The automobile and the Internet changed society in fundamental ways, but they pale in comparison to CRISPR, a microscopic gene editing tool that has the capacity to transform our food, health and ecological systems.

The ability to make precise edits in the DNA of single cells in order to cure diseases, eradicate mosquito-carrying insects, make crops heartier, or change the characteristics of animal and human offspring is the stuff of science fiction. The public is hooked, imagining a world of designer babies and King Kongs.

Which begs the question: Is society really ready for CRISPR? This was the preoccupation of CRISPRcon, an annual gathering less geared for bench scientists trying to get CRISPR to work right and more for the groups who could be greatly impacted by those successes.

The CRISPRcon meeting billed itself as a forum to encourage dialogue about how gene editing technologies should make the transition from the lab into society at large. There were five minute blasts of novel science held throughout the day-and-a-half meeting at the World Trade Center in Boston, but the meat of the meeting were the discussions. The panels drew from a wide swathe of industries and countries—an economist-farmer from Detroit, a schoolteacher from Martha’s Vineyard involved in a novel Lyme disease control project, a Maori bioprotection advocate from New Zealand, a farmer and hunger activist from Zimbabwe.

Sandwiched into all of this was a one-on-one interview with Feng Zhang, a core member of the Broad Institute of MIT and Harvard and the McGovern Institute for Brain Research at MIT who published one of the first studies on using CRISPR to edit human DNA.

Though clinical trials using CRISPR are expected to get underway this year, Zhang cautioned that we still need to overcome a number of challenges, notably the off-target mutations that randomly occur when the DNA is altered and slow down its efficiency. Yet he’s hopeful that CRISPR will eventually have broad applications in the treatment of certain diseases, and the breeding of crops. As for creating designer babies—a popular topic in the press and the one the public tends to fixate on the most—that’s decades away, at least, says Zhang.
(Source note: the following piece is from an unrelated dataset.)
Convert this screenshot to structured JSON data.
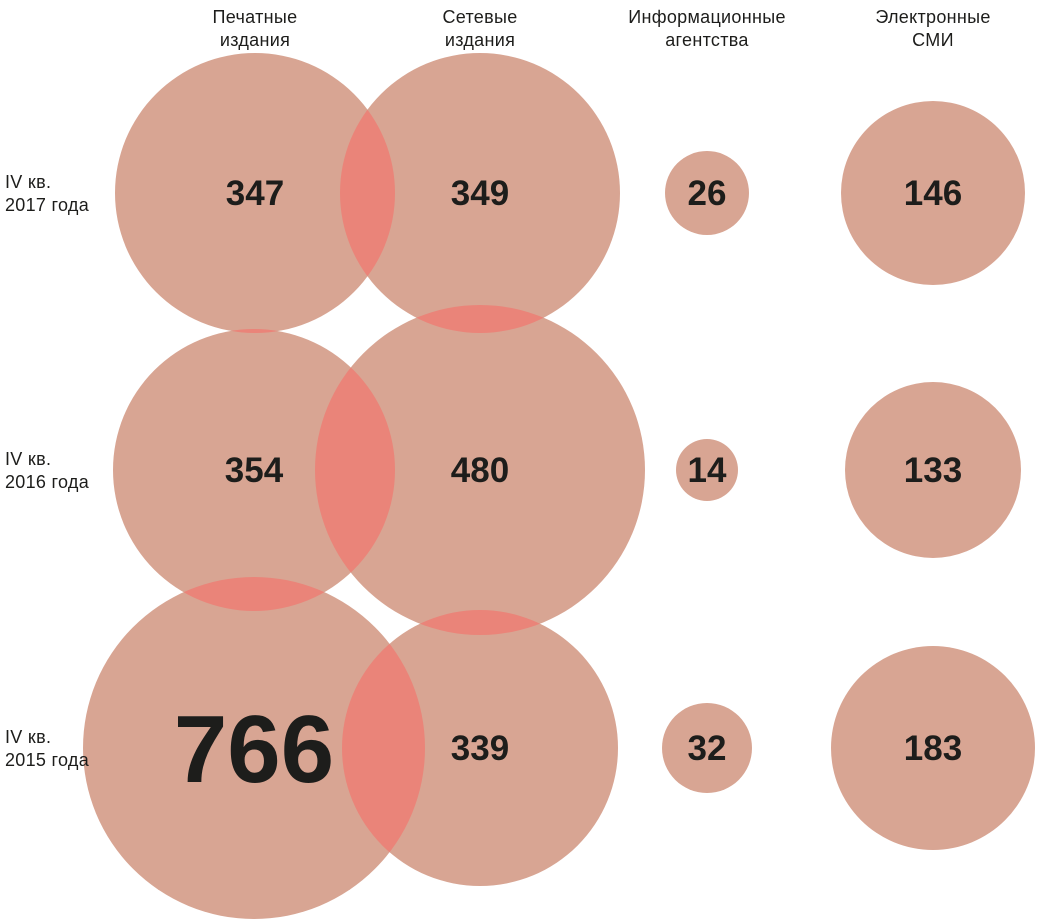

“I think what is most important as we are thinking about developing therapeutic products is not to rush too early to commercialize the technology,” says Zhang. “It took a long time for gene therapy to get developed; we can learn a lot from that process.”
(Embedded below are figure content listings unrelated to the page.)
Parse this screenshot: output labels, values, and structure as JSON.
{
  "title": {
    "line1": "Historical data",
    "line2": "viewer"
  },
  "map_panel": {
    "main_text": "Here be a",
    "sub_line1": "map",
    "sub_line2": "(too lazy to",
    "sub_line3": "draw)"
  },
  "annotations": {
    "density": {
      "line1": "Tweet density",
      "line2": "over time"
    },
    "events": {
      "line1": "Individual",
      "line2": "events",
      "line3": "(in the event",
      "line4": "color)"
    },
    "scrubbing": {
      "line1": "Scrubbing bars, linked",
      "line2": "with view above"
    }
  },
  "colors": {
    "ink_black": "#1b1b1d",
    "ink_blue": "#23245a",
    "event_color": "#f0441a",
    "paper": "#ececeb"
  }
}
Indeed, much of the CRISPRcon roundtables focused on the ramifications of jumping the gun and endorsing a technology without getting sufficient input from the communities affected by the technology. Kevin Esvelt from the MIT Media Lab, which encourages unconventional mixing of different disciplines, shared his own mea culpa story over a CRISPR paper that was published in a PLoS journal without input from his Māori partners. Esvelt had suggested a research idea about how a self-propagating CRISPR gene drive might be used for invasive species control in New Zealand (primarily rats, possums, and stoats).  The Māori partners said their omission from the paper vetting hurt their already tenuous political position and Esvelt ended up publishing a lengthy apology.
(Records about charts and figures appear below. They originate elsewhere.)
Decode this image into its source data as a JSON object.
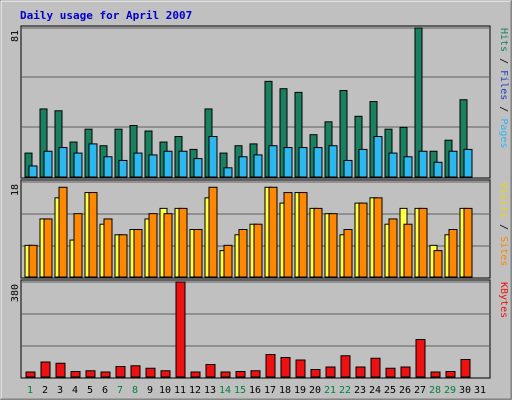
{
  "chart_data": [
    {
      "type": "bar",
      "title": "Daily usage for April 2007",
      "ymax_label": "81",
      "ylim": [
        0,
        81
      ],
      "categories": [
        "1",
        "2",
        "3",
        "4",
        "5",
        "6",
        "7",
        "8",
        "9",
        "10",
        "11",
        "12",
        "13",
        "14",
        "15",
        "16",
        "17",
        "18",
        "19",
        "20",
        "21",
        "22",
        "23",
        "24",
        "25",
        "26",
        "27",
        "28",
        "29",
        "30",
        "31"
      ],
      "weekend_days": [
        "1",
        "7",
        "8",
        "14",
        "15",
        "21",
        "22",
        "28",
        "29"
      ],
      "series": [
        {
          "name": "Hits",
          "color": "#1a8060",
          "values": [
            13,
            37,
            36,
            19,
            26,
            17,
            26,
            28,
            25,
            19,
            22,
            15,
            37,
            13,
            17,
            18,
            52,
            48,
            46,
            23,
            30,
            47,
            33,
            41,
            26,
            27,
            81,
            14,
            20,
            42,
            0
          ]
        },
        {
          "name": "Files",
          "color": "#2db8f0",
          "values": [
            6,
            14,
            16,
            13,
            18,
            11,
            9,
            13,
            12,
            14,
            14,
            10,
            22,
            5,
            11,
            12,
            17,
            16,
            16,
            16,
            17,
            9,
            15,
            22,
            13,
            11,
            14,
            8,
            14,
            15,
            0
          ]
        },
        {
          "name": "Pages",
          "color": "#2040c0",
          "values": [
            0,
            0,
            0,
            0,
            0,
            0,
            0,
            0,
            0,
            0,
            0,
            0,
            0,
            0,
            0,
            0,
            0,
            0,
            0,
            0,
            0,
            0,
            0,
            0,
            0,
            0,
            0,
            0,
            0,
            0,
            0
          ]
        }
      ]
    },
    {
      "type": "bar",
      "ymax_label": "18",
      "ylim": [
        0,
        18
      ],
      "series": [
        {
          "name": "Visits",
          "color": "#ffff44",
          "values": [
            6,
            11,
            15,
            7,
            16,
            10,
            8,
            9,
            11,
            13,
            13,
            9,
            15,
            5,
            8,
            10,
            17,
            14,
            16,
            13,
            12,
            8,
            14,
            15,
            10,
            13,
            13,
            6,
            8,
            13,
            0
          ]
        },
        {
          "name": "Sites",
          "color": "#ff8800",
          "values": [
            6,
            11,
            17,
            12,
            16,
            11,
            8,
            9,
            12,
            12,
            13,
            9,
            17,
            6,
            9,
            10,
            17,
            16,
            16,
            13,
            12,
            9,
            14,
            15,
            11,
            10,
            13,
            5,
            9,
            13,
            0
          ]
        }
      ]
    },
    {
      "type": "bar",
      "ymax_label": "380",
      "ylim": [
        0,
        380
      ],
      "series": [
        {
          "name": "KBytes",
          "color": "#ee1111",
          "values": [
            20,
            60,
            55,
            22,
            25,
            20,
            42,
            45,
            35,
            25,
            380,
            20,
            50,
            20,
            22,
            25,
            90,
            78,
            68,
            30,
            40,
            85,
            40,
            75,
            35,
            40,
            150,
            20,
            22,
            70,
            0
          ]
        }
      ]
    }
  ],
  "colors": {
    "background": "#c0c0c0",
    "hits": "#1a8060",
    "files": "#2db8f0",
    "pages": "#2040c0",
    "visits": "#ffff44",
    "sites": "#ff8800",
    "kbytes": "#ee1111",
    "weekday_label": "#000000",
    "weekend_label": "#008040",
    "title": "#0000cc"
  },
  "side_labels": {
    "top": [
      {
        "text": "Pages",
        "color": "#2db8f0"
      },
      {
        "text": " / ",
        "color": "#000000"
      },
      {
        "text": "Files",
        "color": "#2040c0"
      },
      {
        "text": " / ",
        "color": "#000000"
      },
      {
        "text": "Hits",
        "color": "#1a8060"
      }
    ],
    "middle": [
      {
        "text": "Sites",
        "color": "#ff8800"
      },
      {
        "text": " / ",
        "color": "#000000"
      },
      {
        "text": "Visits",
        "color": "#e8d800"
      }
    ],
    "bottom": [
      {
        "text": "KBytes",
        "color": "#ee1111"
      }
    ]
  }
}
In a project closer to home, the MIT Media lab is working with constituents from Martha’s Vineyard and Nantucket to reduce the prevalence of tick-borne pathogens. Carrie Fyler, who teaches high school biology on Martha’s Vineyard, says she can’t walk from her front door to her car without worrying about getting bitten by a tick. Fyler and Esvelt’s MIT Media Lab are part of a community-based project that plans to genetically engineer white-tailed mice to be heritably immune to Borrelia, the bacterium that causes Lyme disease. The goal is to breed the mice in the laboratory over three years, and then release the re-engineered mice on an uninhabited island. If the infected tick population plummets Esvelt’s group will seek permission to conduct their experiment on Nantuck and Martha’s Vineyard.

These so-called gene drives, which give humans the power to alter or perhaps eliminate entire species, are going on elsewhere on the planet. Delphine Thizy, part of the non-profit Project Malaria that is developing innovative solutions to the mosquito-borne disease, said the organization is hoping to apply for approval to test gene drives in the field in the next several years. But it’s been an painstaking journey. Thizy said they started engaging with partner communities in Africa about five years ago, starting with Burkina Faso where they spent eight months consulting with individuals living in or around the villages where they planned to release the altered mosquitoes. “Acceptance of the community is as important as the regulators,” said Thizy.

The conservation community is obviously nervous about the power of CRISPR, says Kent Redford, but he believes the tool represents a golden opportunity to talk about something positive. Redford, part of the International Union for Conservation of Nature Task Force on Synthetic Biology and Biodiversity Conservation, says the Sixth Extinction stories circulating today are pessimistic and humans are almost always the villain. “CRISPR gives us the ability to write some positive stories that can make a difference.”